The early part of the Anglo Saxon Chronicle contains the frequent use of eponyms. The chronicle's entry for 477 names Ælle's sons as Cymen, Wlenking, and Cissa. All three of Ælle's 'sons' have names "which conveniently link to ancient or surviving place-names". Cymenshore, the landing place where the invasion started, is named after Cymen, Lancing after Wlenking and Chichester after Cissa. Conceivably the names of Ælle's sons were derived from the place-names as the legends of the origins of the South Saxons evolved; or perhaps the legends themselves gave rise to the place-names.

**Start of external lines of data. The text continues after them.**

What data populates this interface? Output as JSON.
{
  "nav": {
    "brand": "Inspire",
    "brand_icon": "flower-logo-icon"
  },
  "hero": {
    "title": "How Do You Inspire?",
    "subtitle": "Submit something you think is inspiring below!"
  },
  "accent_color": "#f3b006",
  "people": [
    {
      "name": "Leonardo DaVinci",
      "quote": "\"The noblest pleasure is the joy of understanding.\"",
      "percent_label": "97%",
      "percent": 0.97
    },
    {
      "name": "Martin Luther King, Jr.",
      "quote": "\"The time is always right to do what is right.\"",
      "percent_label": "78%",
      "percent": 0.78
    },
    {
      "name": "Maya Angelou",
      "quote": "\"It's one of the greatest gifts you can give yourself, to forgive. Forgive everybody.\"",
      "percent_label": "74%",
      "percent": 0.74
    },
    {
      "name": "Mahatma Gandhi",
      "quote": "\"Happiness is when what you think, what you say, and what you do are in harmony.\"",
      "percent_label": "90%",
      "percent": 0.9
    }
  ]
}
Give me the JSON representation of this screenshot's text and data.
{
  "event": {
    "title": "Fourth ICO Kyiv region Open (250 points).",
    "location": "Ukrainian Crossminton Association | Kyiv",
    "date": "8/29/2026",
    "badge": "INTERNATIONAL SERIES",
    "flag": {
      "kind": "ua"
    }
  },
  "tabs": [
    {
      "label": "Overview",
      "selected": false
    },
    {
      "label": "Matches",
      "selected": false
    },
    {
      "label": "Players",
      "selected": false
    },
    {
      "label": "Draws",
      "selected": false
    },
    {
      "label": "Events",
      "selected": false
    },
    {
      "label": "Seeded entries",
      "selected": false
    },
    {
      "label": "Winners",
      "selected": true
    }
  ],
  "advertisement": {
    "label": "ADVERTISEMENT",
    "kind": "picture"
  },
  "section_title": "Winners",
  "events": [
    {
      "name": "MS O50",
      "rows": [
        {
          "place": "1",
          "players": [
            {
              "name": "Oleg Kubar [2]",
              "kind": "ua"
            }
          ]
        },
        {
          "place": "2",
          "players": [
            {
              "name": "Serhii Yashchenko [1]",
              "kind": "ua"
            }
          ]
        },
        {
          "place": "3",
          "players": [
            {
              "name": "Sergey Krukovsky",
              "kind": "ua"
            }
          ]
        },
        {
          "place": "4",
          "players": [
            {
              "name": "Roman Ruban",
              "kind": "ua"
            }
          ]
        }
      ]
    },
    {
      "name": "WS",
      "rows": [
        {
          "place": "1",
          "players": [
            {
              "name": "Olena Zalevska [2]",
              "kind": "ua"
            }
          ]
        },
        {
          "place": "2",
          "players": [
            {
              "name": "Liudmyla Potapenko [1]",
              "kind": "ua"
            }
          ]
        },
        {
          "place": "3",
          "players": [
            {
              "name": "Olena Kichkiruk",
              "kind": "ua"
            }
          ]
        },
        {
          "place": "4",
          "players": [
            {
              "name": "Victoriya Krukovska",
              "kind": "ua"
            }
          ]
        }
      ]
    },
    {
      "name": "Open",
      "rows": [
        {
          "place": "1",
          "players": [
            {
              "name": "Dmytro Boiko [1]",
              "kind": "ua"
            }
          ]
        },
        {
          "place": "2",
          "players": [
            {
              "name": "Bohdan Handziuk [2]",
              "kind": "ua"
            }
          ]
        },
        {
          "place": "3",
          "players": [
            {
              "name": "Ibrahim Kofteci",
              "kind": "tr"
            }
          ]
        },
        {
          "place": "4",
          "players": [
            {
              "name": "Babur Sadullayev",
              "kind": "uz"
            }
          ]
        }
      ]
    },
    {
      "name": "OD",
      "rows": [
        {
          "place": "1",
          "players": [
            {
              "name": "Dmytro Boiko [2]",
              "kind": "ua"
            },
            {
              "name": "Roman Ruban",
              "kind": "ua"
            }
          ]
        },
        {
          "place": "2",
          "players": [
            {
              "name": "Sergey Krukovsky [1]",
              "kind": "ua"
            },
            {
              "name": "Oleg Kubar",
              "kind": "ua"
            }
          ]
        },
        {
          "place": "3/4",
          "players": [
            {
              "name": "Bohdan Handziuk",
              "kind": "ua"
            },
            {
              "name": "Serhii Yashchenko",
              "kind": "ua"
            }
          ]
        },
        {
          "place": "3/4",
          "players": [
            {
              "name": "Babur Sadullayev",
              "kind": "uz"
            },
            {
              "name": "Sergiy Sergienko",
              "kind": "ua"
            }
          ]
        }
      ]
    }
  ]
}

Another place name potentially associated with Cissa (pronounced 'Chissa') is the Iron Age hill fort Cissbury Ring, near Cissbury, which William Camden said "plainly bespeaks it the work of king Cissa". The association of Cissbury with Cissa is a 16th-century antiquarian invention. Records show that Cissbury was known as Sissabury in 1610, Cesars Bury in 1663, Cissibury in 1732 and Sizebury in 1744. A local tradition suggests that the camp was built and named after Cæsar.
 It is thought possible that Cissbury was used in the late Anglo-Saxon period, during the reigns of Ethelred II and Cnut as a mint. Old Iron Age forts were used as mints, during dangerous times, such as when there were frequent Viking raids. However, there has been no archaeological confirmation of Cissbury being occupied by Anglo-Saxons.